First, he talked about his experience as a lawyer in the big law firm, Sycip Law. As expected, he talked about the long hours of work he devoted at the law firm as a junior associated. When he rose up to the ranks, most of his work shifted to meetings with clients. Notably, and what has been etched in my memory is his remark that one-half of lawyering was fashionably looking good in a suit – i.e. look the part. (To be clear, and to give due credit, he was talking about being presentable in appearing and meeting clients as the age-old saying was true: first impressions last )

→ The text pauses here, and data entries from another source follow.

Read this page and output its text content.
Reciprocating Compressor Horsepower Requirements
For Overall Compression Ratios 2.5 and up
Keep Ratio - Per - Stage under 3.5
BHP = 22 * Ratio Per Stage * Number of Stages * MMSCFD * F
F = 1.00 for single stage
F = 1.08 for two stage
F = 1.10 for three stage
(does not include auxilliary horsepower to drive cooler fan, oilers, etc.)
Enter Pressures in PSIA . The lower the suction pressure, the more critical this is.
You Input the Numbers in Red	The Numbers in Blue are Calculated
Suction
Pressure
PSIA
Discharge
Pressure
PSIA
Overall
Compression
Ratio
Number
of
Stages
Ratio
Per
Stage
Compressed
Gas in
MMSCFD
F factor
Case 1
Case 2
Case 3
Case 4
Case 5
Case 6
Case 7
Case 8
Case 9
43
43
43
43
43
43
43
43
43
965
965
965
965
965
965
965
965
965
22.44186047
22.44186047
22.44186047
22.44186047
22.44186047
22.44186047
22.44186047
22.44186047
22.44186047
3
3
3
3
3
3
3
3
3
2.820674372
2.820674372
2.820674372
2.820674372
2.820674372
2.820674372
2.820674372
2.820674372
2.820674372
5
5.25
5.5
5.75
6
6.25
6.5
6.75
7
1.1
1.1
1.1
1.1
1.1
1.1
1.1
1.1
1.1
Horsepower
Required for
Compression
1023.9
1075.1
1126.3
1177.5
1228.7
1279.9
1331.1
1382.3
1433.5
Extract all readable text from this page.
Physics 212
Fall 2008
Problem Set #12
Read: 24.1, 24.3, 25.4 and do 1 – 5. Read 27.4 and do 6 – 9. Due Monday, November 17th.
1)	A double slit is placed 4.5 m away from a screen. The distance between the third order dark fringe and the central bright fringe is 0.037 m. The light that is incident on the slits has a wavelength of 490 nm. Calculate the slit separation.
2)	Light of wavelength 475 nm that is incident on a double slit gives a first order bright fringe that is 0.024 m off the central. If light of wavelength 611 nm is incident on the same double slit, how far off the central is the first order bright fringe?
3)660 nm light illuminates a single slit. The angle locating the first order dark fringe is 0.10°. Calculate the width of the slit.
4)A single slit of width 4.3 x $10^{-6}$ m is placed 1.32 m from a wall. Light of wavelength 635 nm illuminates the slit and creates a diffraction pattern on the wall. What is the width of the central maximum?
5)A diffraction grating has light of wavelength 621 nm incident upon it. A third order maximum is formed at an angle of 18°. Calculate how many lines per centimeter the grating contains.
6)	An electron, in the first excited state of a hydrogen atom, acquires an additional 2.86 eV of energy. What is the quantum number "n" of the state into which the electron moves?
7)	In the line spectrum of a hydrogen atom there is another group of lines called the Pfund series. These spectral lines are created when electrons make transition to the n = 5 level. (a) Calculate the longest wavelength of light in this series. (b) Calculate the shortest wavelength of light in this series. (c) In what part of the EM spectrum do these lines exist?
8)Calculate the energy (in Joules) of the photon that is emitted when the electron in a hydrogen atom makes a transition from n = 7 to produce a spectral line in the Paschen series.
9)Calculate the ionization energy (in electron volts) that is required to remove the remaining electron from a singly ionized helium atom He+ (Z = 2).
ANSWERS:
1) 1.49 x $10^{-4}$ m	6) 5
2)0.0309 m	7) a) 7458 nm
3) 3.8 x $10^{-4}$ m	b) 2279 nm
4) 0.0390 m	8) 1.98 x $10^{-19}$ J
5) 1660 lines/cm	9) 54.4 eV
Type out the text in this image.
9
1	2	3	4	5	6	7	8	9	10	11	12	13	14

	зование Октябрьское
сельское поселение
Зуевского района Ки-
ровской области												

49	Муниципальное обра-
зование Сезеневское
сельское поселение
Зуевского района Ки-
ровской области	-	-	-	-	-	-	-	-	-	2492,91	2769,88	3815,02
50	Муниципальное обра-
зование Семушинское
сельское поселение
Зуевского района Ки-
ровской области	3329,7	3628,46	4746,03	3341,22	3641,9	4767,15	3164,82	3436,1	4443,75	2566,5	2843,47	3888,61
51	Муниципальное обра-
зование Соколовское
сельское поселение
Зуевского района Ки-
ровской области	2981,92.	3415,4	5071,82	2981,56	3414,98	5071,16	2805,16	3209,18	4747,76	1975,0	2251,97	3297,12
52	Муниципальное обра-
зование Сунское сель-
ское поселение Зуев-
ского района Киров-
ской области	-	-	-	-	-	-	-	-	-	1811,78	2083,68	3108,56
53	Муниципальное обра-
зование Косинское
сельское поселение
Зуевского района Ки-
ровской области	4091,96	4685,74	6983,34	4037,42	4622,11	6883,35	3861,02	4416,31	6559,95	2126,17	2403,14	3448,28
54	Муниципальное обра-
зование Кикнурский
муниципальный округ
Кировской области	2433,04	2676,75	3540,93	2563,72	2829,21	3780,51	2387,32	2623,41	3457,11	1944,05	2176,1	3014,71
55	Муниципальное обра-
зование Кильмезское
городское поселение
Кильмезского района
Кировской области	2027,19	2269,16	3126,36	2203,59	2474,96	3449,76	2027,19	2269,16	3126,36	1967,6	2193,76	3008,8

Second, he talked about his experiences when he joined the Presidential Commission in Good Government (PCGG). Suffice it to say, going after ill-gotten wealth was a herculean task. There were the missing or incomplete documents, which is critical in building a case: the multiple layers of companies and trusts to obscure who the true or beneficial owners were of assets and properties; the bank secrecy laws both local and foreign laws; the non-willingness to cooperate of key individuals who may be witness; and, of course, the high-powered law firms and top-notch lawyers defending their clients. That explains a lot why there were many cases that were dismissed due to technicalities; however, there were also cases where there was a successful judgment resulting in a lot of ill-gotten wealth being seized and returned to the Philippine Government.
Bonus: Despite his older age, I saw him now and then running around the Academic Oval – with his shirt off. Color me impressed, he had a body twenty years younger for his age and fit at that.